I was pregnant and had just moved into a little cabin in British Columbia.

This man I had chosen was struggling with a few things and I wanted to support him.

I used to constantly choose to put other peoples’ needs before my own.

I remember saying during my time in Edmonton with this man, “I need to know you are going to show up for my abortion in BC. No matter what, I need you to show up.”

He was struggling financially, but said he would figure it out.

He didn’t.

I was with my mother the day I went for my abortion, and mothers weren’t allowed in the procedure room–only boyfriends or partners.

I remember putting on my blue gown and laying in a bed before the procedure and swearing that I would never choose to be with another man whose mountain was not standing tall ever again.

I used to think that I was strong enough to carry both myself and the people I was with.

I used to foolishly think I could rescue people.

“If your mountain is not strong right now, I will carry you over rivers and valleys on my back.

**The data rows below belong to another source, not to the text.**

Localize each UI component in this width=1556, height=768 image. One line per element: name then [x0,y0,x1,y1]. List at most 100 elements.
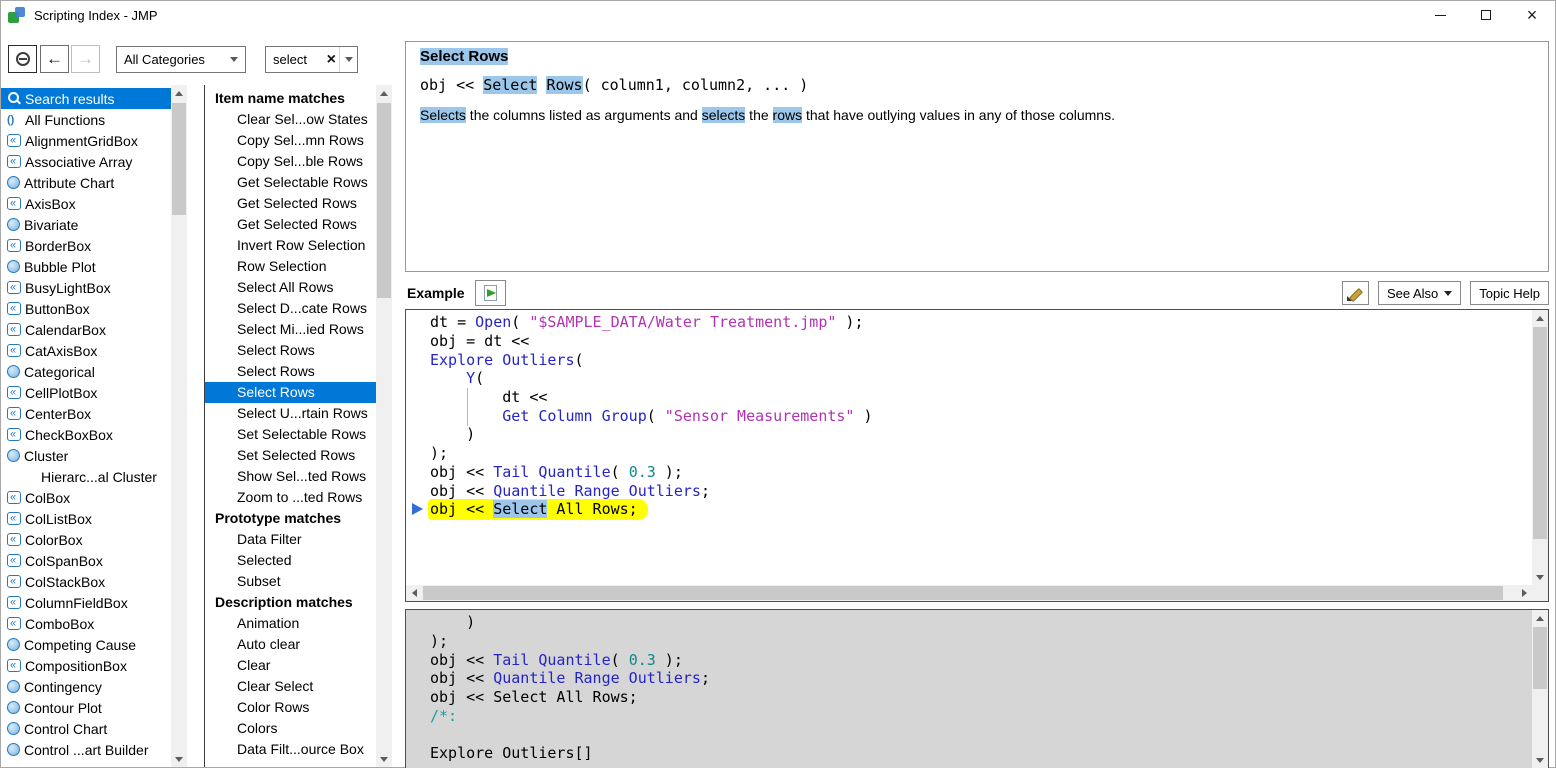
log-lines[interactable]: )); obj << Tail Quantile( 0.3 ); obj << Qu… [406,610,1532,768]
sidebar-item-competing-cause[interactable]: Competing Cause [1,634,171,655]
back-button[interactable] [40,45,69,73]
sidebar-item-axisbox[interactable]: AxisBox [1,193,171,214]
log-scrollbar[interactable] [1532,610,1548,768]
scrollbar-thumb[interactable] [1533,327,1547,539]
scroll-up-icon[interactable] [376,85,392,101]
log-output-panel[interactable]: )); obj << Tail Quantile( 0.3 ); obj << Qu… [405,609,1549,768]
sidebar-item-buttonbox[interactable]: ButtonBox [1,298,171,319]
sidebar-item-all-functions[interactable]: All Functions [1,109,171,130]
match-item-selected[interactable]: Selected [205,550,376,571]
match-item-data-filt-ource-box[interactable]: Data Filt...ource Box [205,739,376,760]
match-item-select-d-cate-rows[interactable]: Select D...cate Rows [205,298,376,319]
sidebar-item-bubble-plot[interactable]: Bubble Plot [1,256,171,277]
sidebar-item-contour-plot[interactable]: Contour Plot [1,697,171,718]
scrollbar-thumb[interactable] [377,103,391,298]
scroll-up-icon[interactable] [1532,610,1548,626]
sidebar-item-centerbox[interactable]: CenterBox [1,403,171,424]
match-item-animation[interactable]: Animation [205,613,376,634]
match-item-data-filter[interactable]: Data Filter [205,529,376,550]
code-lines[interactable]: dt = Open( "$SAMPLE_DATA/Water Treatment… [406,310,1532,585]
match-item-set-selected-rows[interactable]: Set Selected Rows [205,445,376,466]
example-code-editor[interactable]: dt = Open( "$SAMPLE_DATA/Water Treatment… [405,309,1549,602]
edit-script-button[interactable] [1341,281,1369,305]
scrollbar-thumb[interactable] [1533,627,1547,689]
minus-circle-button[interactable] [8,45,37,73]
sidebar-item-compositionbox[interactable]: CompositionBox [1,655,171,676]
match-item-select-mi-ied-rows[interactable]: Select Mi...ied Rows [205,319,376,340]
match-item-copy-sel-mn-rows[interactable]: Copy Sel...mn Rows [205,130,376,151]
editor-horizontal-scrollbar[interactable] [406,585,1532,601]
sidebar-item-busylightbox[interactable]: BusyLightBox [1,277,171,298]
sidebar-item-colbox[interactable]: ColBox [1,487,171,508]
sidebar-item-cluster[interactable]: Cluster [1,445,171,466]
match-item-zoom-to-ted-rows[interactable]: Zoom to ...ted Rows [205,487,376,508]
match-item-show-sel-ted-rows[interactable]: Show Sel...ted Rows [205,466,376,487]
scroll-down-icon[interactable] [171,751,187,767]
sidebar-item-colspanbox[interactable]: ColSpanBox [1,550,171,571]
sidebar-item-checkboxbox[interactable]: CheckBoxBox [1,424,171,445]
match-item-clear[interactable]: Clear [205,655,376,676]
sidebar-item-bivariate[interactable]: Bivariate [1,214,171,235]
sidebar-item-columnfieldbox[interactable]: ColumnFieldBox [1,592,171,613]
sidebar-item-calendarbox[interactable]: CalendarBox [1,319,171,340]
sidebar-scrollbar[interactable] [171,85,187,767]
match-item-colors[interactable]: Colors [205,718,376,739]
see-also-button[interactable]: See Also [1377,281,1462,305]
match-item-row-selection[interactable]: Row Selection [205,256,376,277]
sidebar-item-collistbox[interactable]: ColListBox [1,508,171,529]
scroll-up-icon[interactable] [1532,310,1548,326]
match-item-color-rows[interactable]: Color Rows [205,697,376,718]
match-item-copy-sel-ble-rows[interactable]: Copy Sel...ble Rows [205,151,376,172]
sidebar-item-attribute-chart[interactable]: Attribute Chart [1,172,171,193]
sidebar-item-colorbox[interactable]: ColorBox [1,529,171,550]
minimize-button[interactable] [1417,1,1463,29]
sidebar-item-search-results[interactable]: Search results [1,88,171,109]
scroll-right-icon[interactable] [1516,585,1532,601]
match-item-get-selected-rows[interactable]: Get Selected Rows [205,214,376,235]
search-combobox[interactable]: select [265,46,358,73]
scroll-down-icon[interactable] [1532,752,1548,768]
match-item-select-rows[interactable]: Select Rows [205,382,376,403]
match-item-invert-row-selection[interactable]: Invert Row Selection [205,235,376,256]
match-item-select-all-rows[interactable]: Select All Rows [205,277,376,298]
match-item-get-selectable-rows[interactable]: Get Selectable Rows [205,172,376,193]
sidebar-item-contingency[interactable]: Contingency [1,676,171,697]
sidebar-item-associative-array[interactable]: Associative Array [1,151,171,172]
scroll-down-icon[interactable] [1532,569,1548,585]
sidebar-item-control-chart[interactable]: Control Chart [1,718,171,739]
maximize-button[interactable] [1463,1,1509,29]
matches-scrollbar[interactable] [376,85,392,767]
clear-search-icon[interactable] [327,52,336,68]
match-item-select-u-rtain-rows[interactable]: Select U...rtain Rows [205,403,376,424]
match-item-auto-clear[interactable]: Auto clear [205,634,376,655]
sidebar-item-cellplotbox[interactable]: CellPlotBox [1,382,171,403]
match-item-set-selectable-rows[interactable]: Set Selectable Rows [205,424,376,445]
sidebar-item-alignmentgridbox[interactable]: AlignmentGridBox [1,130,171,151]
match-item-clear-select[interactable]: Clear Select [205,676,376,697]
scrollbar-thumb[interactable] [172,103,186,215]
sidebar-item-combobox[interactable]: ComboBox [1,613,171,634]
sidebar-item-hierarc-al-cluster[interactable]: Hierarc...al Cluster [1,466,171,487]
sidebar-item-borderbox[interactable]: BorderBox [1,235,171,256]
close-button[interactable] [1509,1,1555,29]
topic-help-button[interactable]: Topic Help [1470,281,1549,305]
match-item-select-rows[interactable]: Select Rows [205,340,376,361]
match-item-get-selected-rows[interactable]: Get Selected Rows [205,193,376,214]
scroll-left-icon[interactable] [406,585,422,601]
search-input[interactable]: select [273,52,327,67]
sidebar-item-colstackbox[interactable]: ColStackBox [1,571,171,592]
sidebar-item-control-art-builder[interactable]: Control ...art Builder [1,739,171,760]
forward-button[interactable] [71,45,100,73]
match-item-clear-sel-ow-states[interactable]: Clear Sel...ow States [205,109,376,130]
sidebar-item-categorical[interactable]: Categorical [1,361,171,382]
category-dropdown[interactable]: All Categories [116,46,246,73]
search-dropdown-button[interactable] [339,47,357,72]
match-item-subset[interactable]: Subset [205,571,376,592]
run-example-button[interactable] [474,280,506,306]
sidebar-item-cataxisbox[interactable]: CatAxisBox [1,340,171,361]
scroll-up-icon[interactable] [171,85,187,101]
scroll-down-icon[interactable] [376,751,392,767]
scrollbar-thumb[interactable] [423,586,1503,600]
match-item-select-rows[interactable]: Select Rows [205,361,376,382]
editor-vertical-scrollbar[interactable] [1532,310,1548,585]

I can carry your mountain and mine”, I would say.

Well, when my mountain needed to be carried I was alone.

I chose that experience by entering into a relationship with somebody who knew they could not show up in the state they were in.

I chose that experience from a deeply unconscious belief that I was unworthy of love.

It was unconscious sabotage from the get go, for it validated my story of unworthiness.

After that experience I no longer choose partners whose mountains are not standing and tall before we enter a relationship.

It was a tipping point and a painful wake-up call.

Present day, I believe healthy relationships happen when each person’s mountain is standing strong and together we create an entire.y different thing– which is a relationship.

There is no leaning or collapsing.

There is support, but it is a two-way support system.

Both mountains are standing.

I learned this lesson more deeply when a close friend and man I had been intimate with committed suicide last year.

Even when I showed up to support him near the end of his life and attempted to carry his mountain, that didn’t save him.

At his funeral a woman I didn’t know approached me and said, “He loved you so much. I thought that love could save him.”

That haunted me during my grieving process. I thought on some level if I had been able to love him back and carry his mountain, that I truly could have saved him.

I know now, after time has passed, that isn’t true.

We choose to save ourselves.

We cannot save anyone–no matter how hard we try.